Bottrop.

Er wiegt 395 Gramm und misst 27 cm. Im Marienhospital kam vor wenigen Tagen der kleinste Neubürger der Stadt auf die Welt, der dort nun intensiv betreut wird. „Der Junge hat alles, was ein normaler Mensch braucht, er ist nur winzig klein“, sagt Chefarzt Dr. Martin Günther.

Denn das Kind kam in der 24. Schwangerschaftswoche zur Welt, mithin mindestens drei Monate zu früh. Zunächst sei die Schwangerschaft völlig normal verlaufen, erklärt Dr. Günther. Dann jedoch traten Umstände ein, unter denen den Medizinern ein Kaiserschnitt geboten schien - und so geschah es. Seitdem wird der Kleine intensivmedizinisch im Inkubator versorgt, wo er sich bei hoher Luftfeuchtigkeit und einer Temperatur von 37,5 Grad wohlfühlt.

Mit den Augen kann der kleine Junge seine Umgebung nicht wahrnehmen, sie sind noch geschlossen. Aber er nutzt andere natürliche Möglichkeiten, seiner Umwelt Bedürfnisse und Gefühle zu vermitteln: Er verzieht das Gesicht, deutet Unbehagen an, und die Kindern äußern sich auch durch eine Änderung der Herzfrequenz, erklärt Dr. Günther. Ein wichtiger Grund, der Umwelt ein Signal zu geben: Der Junge will gefüttert werden. „Er bekommt eine speziell aufbereitete Kunstnahrung.“ Denn Kinder mit einem Gewicht unter 500 g brauchen mehr, als die Muttermilch ihnen geben kann.

Große Aufmerksamkeit schenken die Mediziner der Haut des des Frühgeborenen, denn das Organ ist nicht ausgebildet und sehr empfindlich: „Die Haut ist glasig“, schildert der Chefarzt das Bild. Unter einer seitlich angebrachten Lichtquelle sind Knochen und Gefäße sichtbar. Keime könnten leicht eindringen, und „die Haut duldet keine Kontakte“, sagt der Chefarzt.

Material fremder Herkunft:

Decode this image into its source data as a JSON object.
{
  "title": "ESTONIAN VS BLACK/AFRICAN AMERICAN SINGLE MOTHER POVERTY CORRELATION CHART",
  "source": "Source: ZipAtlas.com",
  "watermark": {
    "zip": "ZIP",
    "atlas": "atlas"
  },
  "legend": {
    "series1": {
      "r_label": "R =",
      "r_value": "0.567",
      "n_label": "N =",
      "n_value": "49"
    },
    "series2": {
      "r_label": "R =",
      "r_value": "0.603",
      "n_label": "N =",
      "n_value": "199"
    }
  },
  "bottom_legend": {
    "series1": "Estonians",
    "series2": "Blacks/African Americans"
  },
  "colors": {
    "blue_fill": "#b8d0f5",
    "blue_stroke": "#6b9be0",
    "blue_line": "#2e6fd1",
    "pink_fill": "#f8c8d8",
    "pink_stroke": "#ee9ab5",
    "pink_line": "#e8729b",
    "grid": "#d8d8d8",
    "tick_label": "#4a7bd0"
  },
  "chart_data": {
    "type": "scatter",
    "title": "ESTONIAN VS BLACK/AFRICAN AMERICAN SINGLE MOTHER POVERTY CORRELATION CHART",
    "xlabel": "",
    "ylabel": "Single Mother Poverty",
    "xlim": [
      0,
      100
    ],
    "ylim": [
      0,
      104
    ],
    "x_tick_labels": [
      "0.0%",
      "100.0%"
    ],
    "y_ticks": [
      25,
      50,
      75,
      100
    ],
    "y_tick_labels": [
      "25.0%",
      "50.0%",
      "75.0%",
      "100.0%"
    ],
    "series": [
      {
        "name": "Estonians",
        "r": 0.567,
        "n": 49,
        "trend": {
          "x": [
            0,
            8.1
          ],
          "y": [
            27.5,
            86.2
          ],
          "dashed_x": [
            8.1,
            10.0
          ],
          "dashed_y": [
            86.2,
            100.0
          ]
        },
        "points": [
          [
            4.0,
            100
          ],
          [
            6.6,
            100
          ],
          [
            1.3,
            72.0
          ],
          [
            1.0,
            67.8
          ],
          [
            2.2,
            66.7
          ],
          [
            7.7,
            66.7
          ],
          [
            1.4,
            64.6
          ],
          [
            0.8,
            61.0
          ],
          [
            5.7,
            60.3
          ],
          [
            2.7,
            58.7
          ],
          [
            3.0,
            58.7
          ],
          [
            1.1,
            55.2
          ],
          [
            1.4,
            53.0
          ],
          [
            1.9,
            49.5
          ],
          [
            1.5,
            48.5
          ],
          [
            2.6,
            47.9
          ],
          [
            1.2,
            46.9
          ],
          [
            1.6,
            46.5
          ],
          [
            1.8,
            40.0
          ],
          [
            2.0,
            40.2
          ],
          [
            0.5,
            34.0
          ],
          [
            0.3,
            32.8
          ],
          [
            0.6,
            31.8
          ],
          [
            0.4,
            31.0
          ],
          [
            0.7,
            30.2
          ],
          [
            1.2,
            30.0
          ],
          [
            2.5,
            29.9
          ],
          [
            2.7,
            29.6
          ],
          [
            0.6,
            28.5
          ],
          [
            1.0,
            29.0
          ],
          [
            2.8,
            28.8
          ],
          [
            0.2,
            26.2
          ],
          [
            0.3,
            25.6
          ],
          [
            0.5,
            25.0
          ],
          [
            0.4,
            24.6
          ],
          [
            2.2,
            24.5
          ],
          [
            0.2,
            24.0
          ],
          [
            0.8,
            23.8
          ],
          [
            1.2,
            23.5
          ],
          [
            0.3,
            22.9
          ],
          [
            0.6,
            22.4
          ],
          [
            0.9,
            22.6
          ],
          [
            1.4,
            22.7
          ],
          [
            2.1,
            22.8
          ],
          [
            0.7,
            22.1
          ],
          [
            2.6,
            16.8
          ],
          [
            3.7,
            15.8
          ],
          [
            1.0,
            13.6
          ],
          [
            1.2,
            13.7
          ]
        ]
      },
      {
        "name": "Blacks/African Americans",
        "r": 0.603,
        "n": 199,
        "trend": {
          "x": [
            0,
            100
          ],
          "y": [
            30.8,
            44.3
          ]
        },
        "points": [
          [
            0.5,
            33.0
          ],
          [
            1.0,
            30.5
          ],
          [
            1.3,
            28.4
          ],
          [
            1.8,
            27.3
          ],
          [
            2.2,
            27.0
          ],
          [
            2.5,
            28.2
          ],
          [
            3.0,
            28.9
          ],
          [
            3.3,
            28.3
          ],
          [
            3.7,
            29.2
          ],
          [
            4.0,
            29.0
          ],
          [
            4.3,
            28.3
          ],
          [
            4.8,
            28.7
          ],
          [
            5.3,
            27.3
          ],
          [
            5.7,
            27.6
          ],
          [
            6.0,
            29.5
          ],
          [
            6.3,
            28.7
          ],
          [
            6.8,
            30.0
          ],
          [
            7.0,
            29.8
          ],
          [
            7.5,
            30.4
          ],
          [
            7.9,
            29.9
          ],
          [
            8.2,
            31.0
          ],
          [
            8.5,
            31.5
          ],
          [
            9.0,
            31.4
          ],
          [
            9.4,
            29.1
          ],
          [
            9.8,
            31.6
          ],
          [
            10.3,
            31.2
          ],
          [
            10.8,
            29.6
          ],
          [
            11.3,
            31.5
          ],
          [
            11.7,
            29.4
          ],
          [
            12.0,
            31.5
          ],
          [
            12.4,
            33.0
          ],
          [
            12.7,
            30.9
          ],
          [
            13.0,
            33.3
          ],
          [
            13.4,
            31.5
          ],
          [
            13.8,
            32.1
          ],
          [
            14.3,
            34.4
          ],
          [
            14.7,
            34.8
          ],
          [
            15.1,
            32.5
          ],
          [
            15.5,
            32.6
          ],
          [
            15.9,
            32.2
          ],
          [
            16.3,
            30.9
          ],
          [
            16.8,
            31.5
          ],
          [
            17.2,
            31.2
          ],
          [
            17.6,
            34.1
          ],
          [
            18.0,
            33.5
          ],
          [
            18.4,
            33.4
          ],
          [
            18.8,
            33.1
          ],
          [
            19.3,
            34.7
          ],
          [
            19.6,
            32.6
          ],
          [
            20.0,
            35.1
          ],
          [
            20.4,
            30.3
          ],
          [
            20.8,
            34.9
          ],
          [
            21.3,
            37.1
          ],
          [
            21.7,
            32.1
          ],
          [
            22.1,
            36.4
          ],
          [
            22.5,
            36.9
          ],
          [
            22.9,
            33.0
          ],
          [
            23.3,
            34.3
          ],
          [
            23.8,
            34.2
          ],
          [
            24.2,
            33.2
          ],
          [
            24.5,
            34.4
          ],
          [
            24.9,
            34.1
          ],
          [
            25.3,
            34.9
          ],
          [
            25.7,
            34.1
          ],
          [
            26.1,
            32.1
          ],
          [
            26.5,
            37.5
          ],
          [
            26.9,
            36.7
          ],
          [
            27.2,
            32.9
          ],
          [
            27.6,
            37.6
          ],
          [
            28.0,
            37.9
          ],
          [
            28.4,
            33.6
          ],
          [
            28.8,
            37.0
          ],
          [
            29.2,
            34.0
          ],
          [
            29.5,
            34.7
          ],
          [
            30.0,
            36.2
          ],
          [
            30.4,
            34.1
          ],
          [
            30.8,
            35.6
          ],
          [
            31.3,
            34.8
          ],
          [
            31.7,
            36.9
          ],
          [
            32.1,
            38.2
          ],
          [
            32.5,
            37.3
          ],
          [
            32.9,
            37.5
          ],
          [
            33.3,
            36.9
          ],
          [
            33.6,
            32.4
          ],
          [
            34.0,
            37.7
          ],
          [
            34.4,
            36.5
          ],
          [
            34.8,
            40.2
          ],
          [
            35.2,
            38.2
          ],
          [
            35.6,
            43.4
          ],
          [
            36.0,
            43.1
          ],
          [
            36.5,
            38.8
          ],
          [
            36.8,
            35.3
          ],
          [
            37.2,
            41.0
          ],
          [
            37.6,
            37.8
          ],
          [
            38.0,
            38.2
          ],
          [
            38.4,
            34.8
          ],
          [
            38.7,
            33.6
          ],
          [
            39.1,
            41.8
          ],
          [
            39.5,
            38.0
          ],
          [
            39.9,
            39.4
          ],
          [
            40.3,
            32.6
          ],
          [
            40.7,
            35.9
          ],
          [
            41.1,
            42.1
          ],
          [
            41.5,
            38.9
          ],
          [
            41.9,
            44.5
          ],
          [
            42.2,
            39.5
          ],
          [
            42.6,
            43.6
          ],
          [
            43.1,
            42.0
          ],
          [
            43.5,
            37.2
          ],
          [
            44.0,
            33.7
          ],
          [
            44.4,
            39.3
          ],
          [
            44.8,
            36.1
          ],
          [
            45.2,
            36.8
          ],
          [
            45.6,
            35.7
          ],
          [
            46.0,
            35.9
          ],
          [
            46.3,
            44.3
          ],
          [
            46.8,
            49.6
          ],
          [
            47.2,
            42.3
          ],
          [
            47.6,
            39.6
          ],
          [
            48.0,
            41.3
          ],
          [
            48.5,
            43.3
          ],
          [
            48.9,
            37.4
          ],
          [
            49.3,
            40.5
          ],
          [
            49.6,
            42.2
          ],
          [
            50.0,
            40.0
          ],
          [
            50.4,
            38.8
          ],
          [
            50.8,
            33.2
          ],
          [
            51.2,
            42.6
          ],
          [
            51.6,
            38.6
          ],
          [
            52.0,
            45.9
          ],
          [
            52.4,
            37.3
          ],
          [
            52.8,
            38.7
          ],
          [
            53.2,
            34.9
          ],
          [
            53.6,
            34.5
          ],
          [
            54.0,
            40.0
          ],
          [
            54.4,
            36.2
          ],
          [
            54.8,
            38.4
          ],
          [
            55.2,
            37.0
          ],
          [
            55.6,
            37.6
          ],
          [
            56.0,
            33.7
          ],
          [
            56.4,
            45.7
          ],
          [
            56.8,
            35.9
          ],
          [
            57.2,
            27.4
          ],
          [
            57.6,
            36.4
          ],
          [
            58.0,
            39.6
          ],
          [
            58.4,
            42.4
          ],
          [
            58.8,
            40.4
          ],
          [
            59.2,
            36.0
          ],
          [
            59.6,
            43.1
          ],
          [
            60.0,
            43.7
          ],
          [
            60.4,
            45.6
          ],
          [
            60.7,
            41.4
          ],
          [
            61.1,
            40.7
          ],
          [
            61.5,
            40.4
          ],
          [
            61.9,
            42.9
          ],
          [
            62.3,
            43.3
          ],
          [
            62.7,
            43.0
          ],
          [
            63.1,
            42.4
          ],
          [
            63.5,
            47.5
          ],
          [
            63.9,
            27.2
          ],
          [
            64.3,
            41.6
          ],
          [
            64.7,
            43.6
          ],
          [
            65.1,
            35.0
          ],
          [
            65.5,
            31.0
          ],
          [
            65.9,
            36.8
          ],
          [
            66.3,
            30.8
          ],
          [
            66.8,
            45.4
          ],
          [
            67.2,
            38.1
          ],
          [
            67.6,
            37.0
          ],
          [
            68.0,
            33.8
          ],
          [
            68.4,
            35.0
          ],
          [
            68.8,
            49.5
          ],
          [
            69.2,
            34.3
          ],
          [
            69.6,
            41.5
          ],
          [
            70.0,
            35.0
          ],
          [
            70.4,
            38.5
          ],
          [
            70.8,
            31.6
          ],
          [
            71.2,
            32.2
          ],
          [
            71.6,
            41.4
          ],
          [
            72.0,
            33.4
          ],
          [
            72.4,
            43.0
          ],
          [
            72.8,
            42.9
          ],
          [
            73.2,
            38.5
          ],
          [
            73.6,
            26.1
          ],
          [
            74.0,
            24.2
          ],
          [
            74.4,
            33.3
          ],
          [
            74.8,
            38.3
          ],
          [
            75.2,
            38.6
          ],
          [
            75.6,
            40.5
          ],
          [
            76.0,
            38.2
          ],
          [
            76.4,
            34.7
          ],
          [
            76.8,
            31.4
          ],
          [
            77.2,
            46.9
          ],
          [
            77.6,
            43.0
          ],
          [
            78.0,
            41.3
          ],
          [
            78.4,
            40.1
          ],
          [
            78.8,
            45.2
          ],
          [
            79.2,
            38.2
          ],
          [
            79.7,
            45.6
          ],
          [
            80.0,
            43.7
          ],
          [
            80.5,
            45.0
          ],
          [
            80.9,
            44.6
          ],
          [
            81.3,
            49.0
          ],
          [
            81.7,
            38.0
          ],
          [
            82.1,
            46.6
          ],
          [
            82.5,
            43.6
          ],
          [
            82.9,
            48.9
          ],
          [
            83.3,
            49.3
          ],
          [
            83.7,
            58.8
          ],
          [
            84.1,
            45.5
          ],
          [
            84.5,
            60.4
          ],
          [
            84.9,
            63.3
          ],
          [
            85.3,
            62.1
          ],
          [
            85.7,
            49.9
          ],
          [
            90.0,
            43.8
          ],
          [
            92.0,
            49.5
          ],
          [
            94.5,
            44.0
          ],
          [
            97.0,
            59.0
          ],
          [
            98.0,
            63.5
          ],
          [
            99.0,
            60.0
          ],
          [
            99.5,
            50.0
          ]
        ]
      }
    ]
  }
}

Die Mutter darf das Kind anfassen und streicheln, „na klar“, sie kann das Kind auch auf den Schoß nehmen. „Kinder wissen schon sehr früh, wer die Mutter ist“, stellt Dr. Günther fest. „Sie haben ein sehr gutes, fast absolutes Gehör und können Töne und Stimmen unterscheiden.“

Das Kind wird noch eine ganze Weile in der Obhut der Mediziner bleiben müssen: Wenn er ein Gewicht von 2200 Gramm erreicht hat, so die Erfahrung des Chefarztes, könne er voraussichtlich die Klinik verlassen, aber bis dahin werden wohl noch 160 Tage vergehen. Stünde nun der Sommer bevor, könnte der Aufenthalt abgekürzt werden. Aber die Mediziner achten auf den Wärmehaushalt des Kleinen. Sein Körper ist mit andersartigem Fettgewebe ausgestattet als ein Erwachsener, daher kann der junge Organismus die Temperatur nicht halten.

Wie hat er die Frühgeburt verkraftet? „Dem Kind ist nichts passiert“, betont Dr. Günther. Und wegen der problemlosen Schwangerschaft attestiert der Mediziner dem Jungen gute Aussichten auf eine normale und gesunde Entwicklung.